At 84, Bush seems as sharp as ever in his observations, though he moves around more slowly than he did during his once frenetic days of shopping, biking and tennis in Beijing. The former president has undergone hip and back surgeries and was helped up the stairs to his seat at the basketball game by a Secret Service agent.
During the interview, he's wearing an open-collar white shirt, blue blazer with a patch marking his honorary captainship, and orange socks. As he warms enthusiastically to the subject of China, he employs the same familiar hand gestures that comedian Dana Carvey once satirized on "Saturday Night Live."
In the audience at the embassy event Friday was Henry A. Kissinger, who along with President Richard Nixon was one of the architects of the opening to China in the early 1970s. One of the intriguing sub-themes of Bush's China diary is his feelings about the strong-willed secretary of state: While admiring of his diplomatic skills, the China envoy is also disturbed by Kissinger's secretive and Machiavellian ways.
Three decades later, Bush seems a bit uneasy talking about the diary's extensive discussions of Kissinger.
"Everybody wants to focus on that, and I hope you also read in the [book's foreword] the kind things I said of him, the respect I have for him," Bush says in the interview. "But he wasn't easy on his staff."
Jeffrey A. Engel, the Texas A&M professor who edited the diary, says the ex-president made no effort to interfere with his work. The diary, which the envoy dictated onto tapes (they were later transcribed by aides), offer an arresting portrait of a future president eagerly engaged in the routine business of daily diplomacy.
Bush comes across as a hands-on ambassador who pays attention to details like the cost of his meals or the quality of school for the children of embassy officials. While he later came to be described by some as relatively tolerant of China's human rights abuses, in the diary (which Engel says Bush never thought would be made public) he emerges as a clear-eyed and sharp critic of the Communist Party's repression and what he describes as its empty "canons of rhetoric."
Still, in the interview, Bush adopts a longer-term view of China's political evolution: He says he strongly agreed with his son's critique last week of China for its lack of liberty ("He made a profound statement"), but he also says that "there are far more individual liberties in China today and human rights than when I lived there. It's not even a close call, and China doesn't get any credit for that from these groups that say it's not far enough."
Bush says he is glad the opening ceremonies went off without a hitch on Friday. "I think some people were predicting that people would try to disrupt it, and I would be totally out of sympathy with that," he adds, before praising President Bush's decision to come to China for the Olympics.
"Remember the big flurry -- the president has got to boycott the opening ceremony?" Bush asks. "Well, he didn't do that, and I think he made the right decision.
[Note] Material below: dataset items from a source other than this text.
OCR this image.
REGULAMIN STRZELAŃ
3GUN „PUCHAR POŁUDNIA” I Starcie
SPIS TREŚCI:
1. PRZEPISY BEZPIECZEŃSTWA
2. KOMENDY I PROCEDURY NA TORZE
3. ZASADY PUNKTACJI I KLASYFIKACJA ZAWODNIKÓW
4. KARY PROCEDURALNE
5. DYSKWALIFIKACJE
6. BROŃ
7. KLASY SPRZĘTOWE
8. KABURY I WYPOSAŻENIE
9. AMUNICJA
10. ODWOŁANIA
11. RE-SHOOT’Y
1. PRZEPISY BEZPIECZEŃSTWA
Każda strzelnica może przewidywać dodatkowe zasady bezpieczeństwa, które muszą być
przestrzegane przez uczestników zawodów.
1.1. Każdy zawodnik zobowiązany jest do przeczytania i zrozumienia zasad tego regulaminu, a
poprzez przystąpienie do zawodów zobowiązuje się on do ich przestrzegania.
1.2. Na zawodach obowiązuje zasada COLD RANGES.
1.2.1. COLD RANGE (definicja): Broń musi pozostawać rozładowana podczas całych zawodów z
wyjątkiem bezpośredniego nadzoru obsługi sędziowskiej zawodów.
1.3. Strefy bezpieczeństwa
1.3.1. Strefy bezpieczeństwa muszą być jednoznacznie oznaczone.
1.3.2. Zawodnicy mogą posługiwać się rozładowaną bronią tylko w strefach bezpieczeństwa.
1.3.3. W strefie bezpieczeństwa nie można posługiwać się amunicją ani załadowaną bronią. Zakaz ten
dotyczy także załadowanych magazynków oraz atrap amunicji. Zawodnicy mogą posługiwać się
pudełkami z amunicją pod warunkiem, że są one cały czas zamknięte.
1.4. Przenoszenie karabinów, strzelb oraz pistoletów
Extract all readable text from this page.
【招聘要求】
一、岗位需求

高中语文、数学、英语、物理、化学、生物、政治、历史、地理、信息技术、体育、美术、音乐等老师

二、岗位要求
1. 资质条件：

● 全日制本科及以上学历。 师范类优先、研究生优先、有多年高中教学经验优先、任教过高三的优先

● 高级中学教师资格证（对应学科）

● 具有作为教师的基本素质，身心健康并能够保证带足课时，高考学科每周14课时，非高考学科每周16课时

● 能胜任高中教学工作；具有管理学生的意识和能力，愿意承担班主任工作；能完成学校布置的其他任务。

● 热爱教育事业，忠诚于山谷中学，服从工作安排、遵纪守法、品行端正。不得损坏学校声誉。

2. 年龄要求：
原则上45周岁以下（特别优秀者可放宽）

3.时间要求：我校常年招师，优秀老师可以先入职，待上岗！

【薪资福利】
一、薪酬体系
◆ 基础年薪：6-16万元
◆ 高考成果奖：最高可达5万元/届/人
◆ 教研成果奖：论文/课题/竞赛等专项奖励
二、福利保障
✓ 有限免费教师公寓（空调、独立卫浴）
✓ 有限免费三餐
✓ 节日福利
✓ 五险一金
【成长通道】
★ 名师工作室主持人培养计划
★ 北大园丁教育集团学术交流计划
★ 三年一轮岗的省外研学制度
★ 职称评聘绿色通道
And I think the fact that he made that decision had a lot to do with others' approach to it, [not] boycotting, and I think it did a lot to strengthen the U.S.-China relationship today, which is better than at any time in history, if you take the word of Hu Jintao and other Chinese leaders."
"Give credit," says the former president once known as the China desk officer at the White House, "for how far they have come; that's what I do."